Pediatric Endoscopic Sinus Surgery in a Tertiary Government Hospital: Patient Profile and Surgical Indications

Michael Joseph C. David | Gil M. Vicente | Antonio H. Chua, Md



Objective: To describe the clinical and demographic profile of patients who underwent pediatric Endoscopic Sinus Surgery (ESS) and the indications for which the procedure was performed.
Design: Cross-sectional Study
Setting: Tertiary Government Hospital
Subjects: Using the medical record registry, all patients below 18 years of age who underwent ESS under the Department of Otorhinolaryngology – Head and Neck Surgery of a tertiary government hospital in Metro Manila between December 31, 1999 and January 1, 2008 were reviewed. The age, sex, clinical presentation indications for doing ESS and extent of surgery done were described. The Lund MacKay Grading for nasal polyposis and Scoring for sinusitis were also applied and cross-referenced.

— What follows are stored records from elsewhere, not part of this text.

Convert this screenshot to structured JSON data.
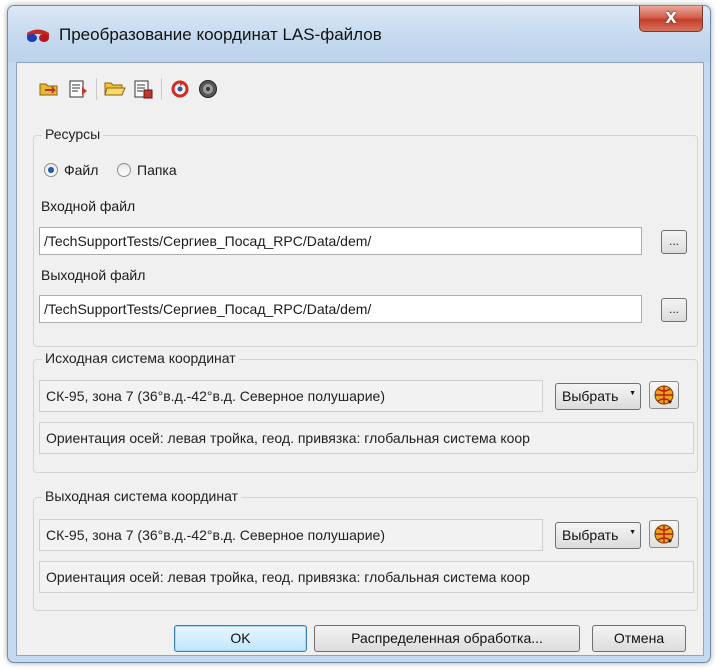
{
  "window": {
    "title": "Преобразование координат LAS-файлов",
    "close_label": "X"
  },
  "toolbar": {
    "buttons": [
      "open-folder-arrow-icon",
      "load-settings-icon",
      "open-folder-icon",
      "save-settings-icon",
      "refresh-icon",
      "settings-gear-icon"
    ]
  },
  "resources": {
    "legend": "Ресурсы",
    "radio_file": "Файл",
    "radio_folder": "Папка",
    "selected": "Файл",
    "input_label": "Входной файл",
    "input_value": "/TechSupportTests/Сергиев_Посад_RPC/Data/dem/",
    "output_label": "Выходной файл",
    "output_value": "/TechSupportTests/Сергиев_Посад_RPC/Data/dem/",
    "browse_label": "..."
  },
  "source_cs": {
    "legend": "Исходная система координат",
    "value": "СК-95, зона 7 (36°в.д.-42°в.д. Северное полушарие)",
    "select_label": "Выбрать",
    "orientation": "Ориентация осей: левая тройка, геод. привязка: глобальная система коор"
  },
  "target_cs": {
    "legend": "Выходная система координат",
    "value": "СК-95, зона 7 (36°в.д.-42°в.д. Северное полушарие)",
    "select_label": "Выбрать",
    "orientation": "Ориентация осей: левая тройка, геод. привязка: глобальная система коор"
  },
  "buttons": {
    "ok": "OK",
    "distributed": "Распределенная обработка...",
    "cancel": "Отмена"
  }
}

Results: Twenty-seven children aged 7 to 17 years underwent ESS. The mean age was 12.9 years with most (15 patients) belonging to the adolescent age group (13-17 years).Male to female ratio was 1.45:1. The mean interval from onset of symptoms to the first outpatient consultation was 1.5 years; the most common presenting symptoms were nasal obstruction (85.2%) and discharge (59.3%). All of the patients who underwent pediatric ESS had chronic rhinosinusitis: either with nasal polyposis (85.2%), an antrochoanal polyp (11.1%) or both (3.7%). The Lund
Mackay Grading for nasal polyps and sinusitis scores were cross-referenced: patients with larger, grade III nasal polyps tended to have more extensive sinus disease than those with grade II polyps. On their first consultation, the patients tended to present with extensive nasal polyp and sinus disease indicating the need for surgery.

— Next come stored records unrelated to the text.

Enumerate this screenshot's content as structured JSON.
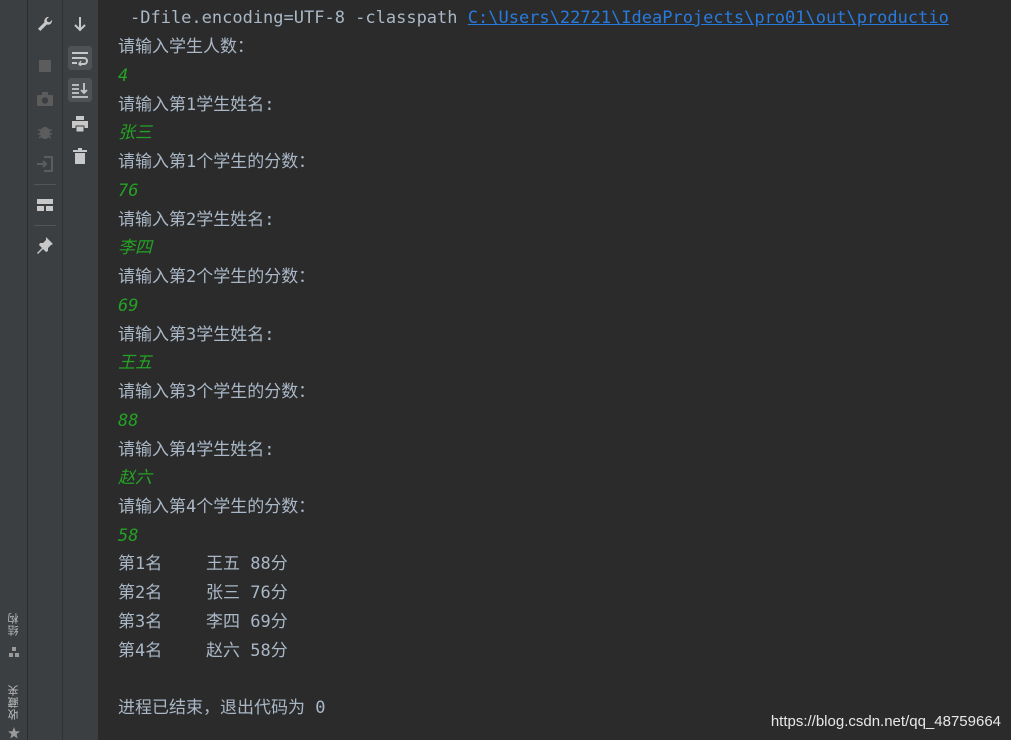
{
  "command": {
    "text": " -Dfile.encoding=UTF-8 -classpath ",
    "link": "C:\\Users\\22721\\IdeaProjects\\pro01\\out\\productio"
  },
  "output": [
    {
      "text": "请输入学生人数：",
      "kind": "prompt"
    },
    {
      "text": "4",
      "kind": "input"
    },
    {
      "text": "请输入第1学生姓名:",
      "kind": "prompt"
    },
    {
      "text": "张三",
      "kind": "input"
    },
    {
      "text": "请输入第1个学生的分数：",
      "kind": "prompt"
    },
    {
      "text": "76",
      "kind": "input"
    },
    {
      "text": "请输入第2学生姓名:",
      "kind": "prompt"
    },
    {
      "text": "李四",
      "kind": "input"
    },
    {
      "text": "请输入第2个学生的分数：",
      "kind": "prompt"
    },
    {
      "text": "69",
      "kind": "input"
    },
    {
      "text": "请输入第3学生姓名:",
      "kind": "prompt"
    },
    {
      "text": "王五",
      "kind": "input"
    },
    {
      "text": "请输入第3个学生的分数：",
      "kind": "prompt"
    },
    {
      "text": "88",
      "kind": "input"
    },
    {
      "text": "请输入第4学生姓名:",
      "kind": "prompt"
    },
    {
      "text": "赵六",
      "kind": "input"
    },
    {
      "text": "请输入第4个学生的分数：",
      "kind": "prompt"
    },
    {
      "text": "58",
      "kind": "input"
    }
  ],
  "ranking": [
    {
      "rank": "第1名",
      "result": "王五 88分"
    },
    {
      "rank": "第2名",
      "result": "张三 76分"
    },
    {
      "rank": "第3名",
      "result": "李四 69分"
    },
    {
      "rank": "第4名",
      "result": "赵六 58分"
    }
  ],
  "exit_message": "进程已结束，退出代码为 0",
  "side_tabs": {
    "structure": "结构",
    "favorites": "收藏夹"
  },
  "watermark": "https://blog.csdn.net/qq_48759664",
  "colors": {
    "background": "#2b2b2b",
    "text": "#a9b7c6",
    "user_input": "#24a324",
    "link": "#287bde"
  },
  "icons": [
    "wrench-icon",
    "stop-icon",
    "camera-icon",
    "bug-icon",
    "login-icon",
    "layout-icon",
    "pin-icon",
    "down-arrow-icon",
    "soft-wrap-icon",
    "scroll-to-end-icon",
    "print-icon",
    "trash-icon",
    "star-icon"
  ]
}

All patients with CRS and nasal polyposis underwent polypectomy with ethmoidectomy, uncinectomy and maxillary antrostomy, with additional frontal sinusotomy for a 17-year-old male and a 17-year-old female, both with grade 3
polyposis. The three patients who had antrochoanal polyps underwent polypectomy with uncinectomy and maxillary antrostomy. There were no operative complications such as cerebrospinal fluid leak and orbital injury reported.

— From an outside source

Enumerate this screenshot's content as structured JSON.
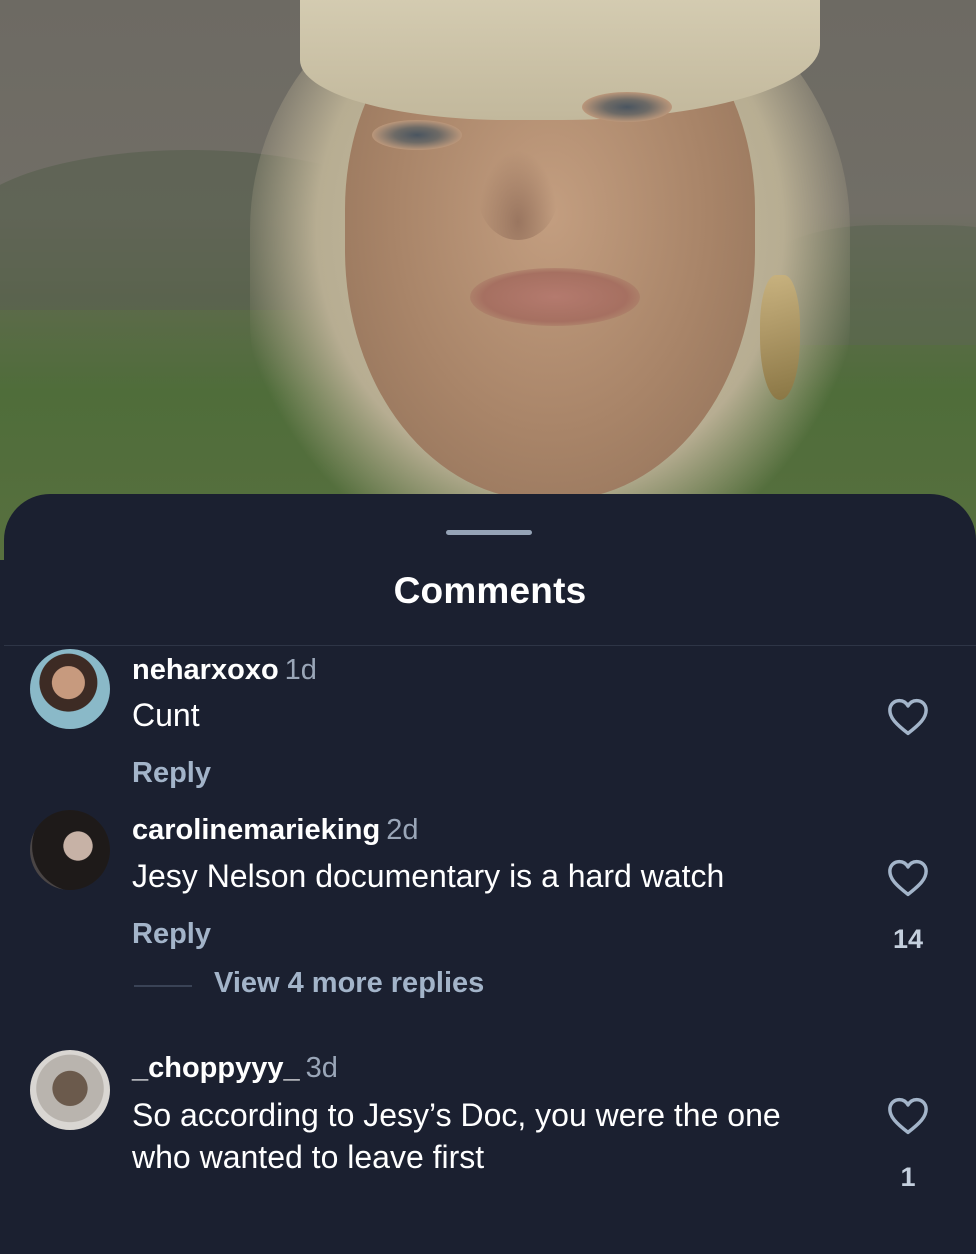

Conclusion: Most of the patients who underwent pediatric ESS were older children who were brought for consultation with long-standing, extensive nasal polyp and sinus disease or with antrochoanal polyps, necessitating surgical management Patients with larger polyps tended to have more extensive sinus
disease. They all underwent conservative surgery, with extent of the procedure limited to the extent of the disease present Efforts to raise public awareness about chronic rhinosinusitis and nasal polyposis in children may result in seeing such cases at an earlier, conservatively treatable stage.